Pembroke kümmerte sich den Vormittag über größtenteils um seine Geschäfte, rief Kunden an, um ihnen mitzuteilen, dass ihre Bücher eingetroffen seien und ging ans Telefon, wenn es klingelte, weil sich wie üblich jemand verwählt hatte. Irgendwann am späten Vormittag machte er es sich im hinteren Teil des Ladens auf einem knarrenden Holzstuhl mit Armlehnen gemütlich und breitete das seltsame neue Buch auf seinem Schoß aus. Er blätterte Seite für Seite um und untersuchte das Papier dabei, als wolle er den Worten mit seinem Geist befehlen, zu erscheinen. Am Nachmittag nahm er das Buch mit hinaus und blätterte es durch, während er auf der Terrasse eines Straßencafés saß. Als jedoch die junge Kellnerin kam und skeptisch auf die leeren Seiten hinunterblickte, die Pembroke mit der Aufmerksamkeit eines Gelehrten musterte, schlug er das Buch zu und sah das Mädchen verärgert an. Vielleicht war es keine so gute Idee gewesen, das Buch mit hinauszunehmen.

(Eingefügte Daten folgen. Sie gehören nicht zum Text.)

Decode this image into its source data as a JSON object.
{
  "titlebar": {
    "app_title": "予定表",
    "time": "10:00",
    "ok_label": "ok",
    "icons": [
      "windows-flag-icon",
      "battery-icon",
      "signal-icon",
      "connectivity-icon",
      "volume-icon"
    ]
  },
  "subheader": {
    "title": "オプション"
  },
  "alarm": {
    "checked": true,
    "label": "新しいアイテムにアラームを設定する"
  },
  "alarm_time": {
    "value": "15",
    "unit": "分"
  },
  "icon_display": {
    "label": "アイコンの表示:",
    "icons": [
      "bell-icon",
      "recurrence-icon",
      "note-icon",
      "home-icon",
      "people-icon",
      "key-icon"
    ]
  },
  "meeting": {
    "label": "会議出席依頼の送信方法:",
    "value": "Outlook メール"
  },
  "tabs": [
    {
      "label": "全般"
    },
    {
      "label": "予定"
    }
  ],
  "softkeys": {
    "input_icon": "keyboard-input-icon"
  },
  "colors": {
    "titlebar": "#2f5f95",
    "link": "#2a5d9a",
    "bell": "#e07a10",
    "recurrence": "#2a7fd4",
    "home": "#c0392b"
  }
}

Er machte sich eine gedankliche Notiz, Tom morgen wegen des Buches zu fragen; vielleicht hatte ja er es aus irgendeinem Grund bestellt. Als es aber Dienstag war und Tom frisch wie der Morgen und total aufgedreht durch die Eingangstür des Buchladens gestürmt kam – ting! machte die kleine Glocke über der Tür –, überkam Pembroke auf einmal ein eigenartiges Unbehagen.

„Guten Morgen, Arthur!“

Pembroke nickte Tom zu, als der jüngere Mann den schmalen Gang entlangeilte und seine Jacke über einen Rollwagen warf, auf dem sich stapelweise Taschenbücher türmten. Pembroke hatte gerade das geheimnisvolle Buch durchgeblättert, als Tom hereingekommen war; jetzt machte er das Buch schnell zu und verstaute es wieder unter dem Tresen. Er legte sogar noch ein anderes Buch darauf, als wolle er es verstecken. Dabei kam Tom sowieso nie hinter den Tresen.

„Gibt es heute irgendwelche neuen Bestellungen?“, frage Tom, während er Taschenbücher in ein Regal neben sich einsortierte.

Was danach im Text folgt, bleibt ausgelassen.